Hacker News new | ask | show | jobs
by dsajames 2914 days ago
Look at other planned economies. They're horrible. No single group can predict the future.

What people need to do is think like responsibly put limits on their adventures. These are grown ass men and women. They are responsible for themselves and if they choose to risk it all on a passion, they have nobody to blame, especially when the money is constantly telling to do something else.

1 comments

I'm not necessarily an advocate of planned economy (or actually, economy in general; the system I'm looking for has been aptly described as "the end of economy") but what you're saying completely misses the point of what GP was trying to say.

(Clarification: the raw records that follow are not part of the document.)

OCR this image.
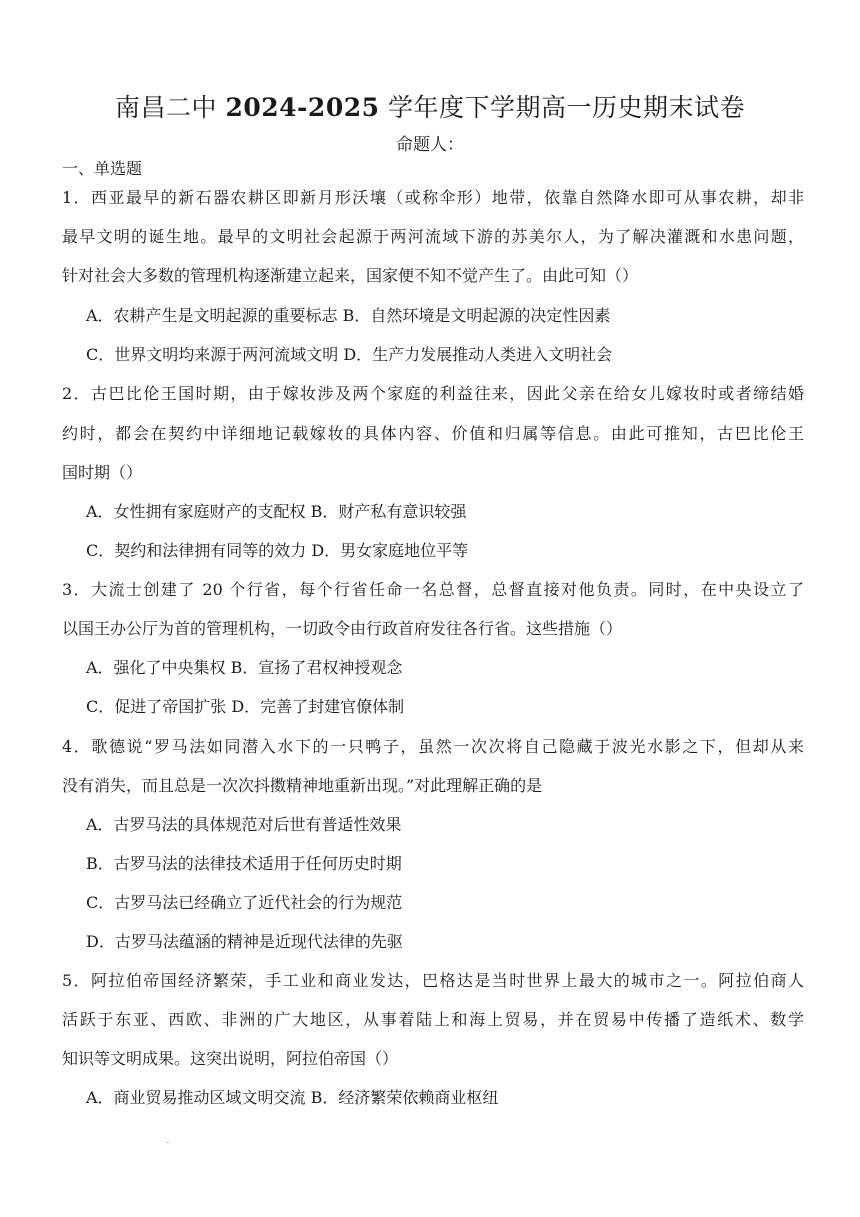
南昌二中 2024-2025 学年度下学期高一历史期末试卷
命题人：
一、单选题
1．西亚最早的新石器农耕区即新月形沃壤（或称伞形）地带，依靠自然降水即可从事农耕，却非
最早文明的诞生地。最早的文明社会起源于两河流域下游的苏美尔人，为了解决灌溉和水患问题，
针对社会大多数的管理机构逐渐建立起来，国家便不知不觉产生了。由此可知（）
A．农耕产生是文明起源的重要标志 B．自然环境是文明起源的决定性因素
C．世界文明均来源于两河流域文明 D．生产力发展推动人类进入文明社会
2．古巴比伦王国时期，由于嫁妆涉及两个家庭的利益往来，因此父亲在给女儿嫁妆时或者缔结婚
约时，都会在契约中详细地记载嫁妆的具体内容、价值和归属等信息。由此可推知，古巴比伦王
国时期（）
A．女性拥有家庭财产的支配权 B．财产私有意识较强
C．契约和法律拥有同等的效力 D．男女家庭地位平等
3．大流士创建了 20 个行省，每个行省任命一名总督，总督直接对他负责。同时，在中央设立了
以国王办公厅为首的管理机构，一切政令由行政首府发往各行省。这些措施（）
A．强化了中央集权 B．宣扬了君权神授观念
C．促进了帝国扩张 D．完善了封建官僚体制
4．歌德说“罗马法如同潜入水下的一只鸭子，虽然一次次将自己隐藏于波光水影之下，但却从来
没有消失，而且总是一次次抖擞精神地重新出现。”对此理解正确的是
A．古罗马法的具体规范对后世有普适性效果
B．古罗马法的法律技术适用于任何历史时期
C．古罗马法已经确立了近代社会的行为规范
D．古罗马法蕴涵的精神是近现代法律的先驱
5．阿拉伯帝国经济繁荣，手工业和商业发达，巴格达是当时世界上最大的城市之一。阿拉伯商人
活跃于东亚、西欧、非洲的广大地区，从事着陆上和海上贸易，并在贸易中传播了造纸术、数学
知识等文明成果。这突出说明，阿拉伯帝国（）
A．商业贸易推动区域文明交流 B．经济繁荣依赖商业枢纽
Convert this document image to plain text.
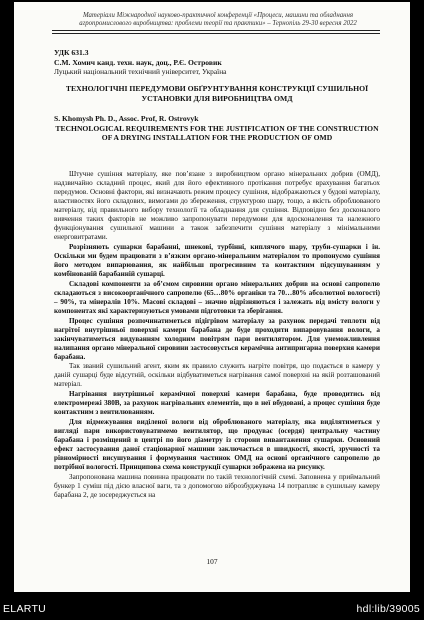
Матеріали Міжнародної науково-практичної конференції «Процеси, машини та обладнання
агропромислового виробництва: проблеми теорії та практики» – Тернопіль 29-30 вересня 2022
УДК 631.3
С.М. Хомич канд. техн. наук, доц., Р.Є. Островик
Луцький національний технічний університет, Україна
ТЕХНОЛОГІЧНІ ПЕРЕДУМОВИ ОБҐРУНТУВАННЯ КОНСТРУКЦІЇ СУШИЛЬНОЇ УСТАНОВКИ ДЛЯ ВИРОБНИЦТВА ОМД
S. Khomysh Ph. D., Assoc. Prof, R. Ostrovyk
TECHNOLOGICAL REQUIREMENTS FOR THE JUSTIFICATION OF THE CONSTRUCTION OF A DRYING INSTALLATION FOR THE PRODUCTION OF OMD

Штучне сушіння матеріалу, яке пов’язане з виробництвом органо мінеральних добрив (ОМД), надзвичайно складний процес, який для його ефективного протікання потребує врахування багатьох передумов. Основні фактори, які визначають режим процесу сушіння, відображаються у будові матеріалу, властивостях його складових, вимогами до збереження, структурою шару, тощо, а якість оброблюваного матеріалу, від правильного вибору технології та обладнання для сушіння. Відповідно без досконалого вивчення таких факторів не можливо запропонувати передумови для вдосконалення та належного функціонування сушильної машини а також забезпечити сушіння матеріалу з мінімальними енерговитратами.

Розрізняють сушарки барабанні, шнекові, турбінні, киплячого шару, труби-сушарки і ін. Оскільки ми будем працювати з в’язким органо-мінеральним матеріалом то пропонуємо сушіння його методом випарювання, як найбільш прогресивним та контактним підсушуванням у комбінованій барабанній сушарці.

Складові компоненти за об’ємом сировини органо мінеральних добрив на основі сапропелю складаються з високоорганічного сапропелю (65…80% органіки та 70…80% абсолютної вологості) – 90%, та мінералів 10%. Масові складові – значно відрізняються і залежать від вмісту вологи у компонентах які характеризуються умовами підготовки та зберігання.

Процес сушіння розпочинатиметься підігрівом матеріалу за рахунок передачі теплоти від нагрітої внутрішньої поверхні камери барабана де буде проходити випаровування вологи, а закінчуватиметься видуванням холодним повітрям пари вентилятором. Для унеможливлення налипання органо мінеральної сировини застосовується керамічна антипригарна поверхня камери барабана.

Так званий сушильний агент, яким як правило служить нагріте повітря, що подається в камеру у даній сушарці буде відсутній, оскільки відбуватиметься нагрівання самої поверхні на якій розташований матеріал.

Нагрівання внутрішньої керамічної поверхні камери барабана, буде проводитись від електромережі 380В, за рахунок нагрівальних елементів, що в неї вбудовані, а процес сушіння буде контактним з вентилюванням.

Для відмежування виділеної вологи від оброблюваного матеріалу, яка виділятиметься у вигляді пари використовуватимемо вентилятор, що продуває (осердя) центральну частину барабана і розміщений в центрі по його діаметру із сторони вивантаження сушарки. Основний ефект застосування даної стаціонарної машини заключається в швидкості, якості, зручності та рівномірності висушування і формування частинок ОМД на основі органічного сапропелю до потрібної вологості. Принципова схема конструкції сушарки зображена на рисунку.

Запропонована машина повинна працювати по такій технологічній схемі. Заповнена у приймальний бункер 1 суміш під дією власної ваги, та з допомогою віброзбуджувача 14 потрапляє в сушильну камеру барабана 2, де зосереджується на

107
ELARTU	hdl:lib/39005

These people are responsible for themselves, and they want to follow a passion, to pursue it, despite there not being very much money in it. The money is constantly telling them to do something else, you are correct. But do we really want a society structured around what money tells people to do? Doesn't that seem even a little dystopian? I heard the phrase a while ago: "a dystopia without a despot".

You say that they have nobody to blame - but that's exactly what's wrong. Why should they have to blame themselves for following their scientific, artistic, philosophical or religious passions? Should they have to "choose to risk it all"? These are the questions that need answering, because I'm not convinced that people need to be considering artistic passions as a risk at all.

I don't think there's a solution to this problem so long as the market decides whether your passion is worthy of you being allowed to survive or not.

Money is societies way of telling people what they want. A person need not serve society, and society need not always be rational. However just with personal transactions if you want something you have to give something in return.

A person can eschew the pursuit of money but aside from basic support I don't think society needs to reward them for expressly disavowing its desires.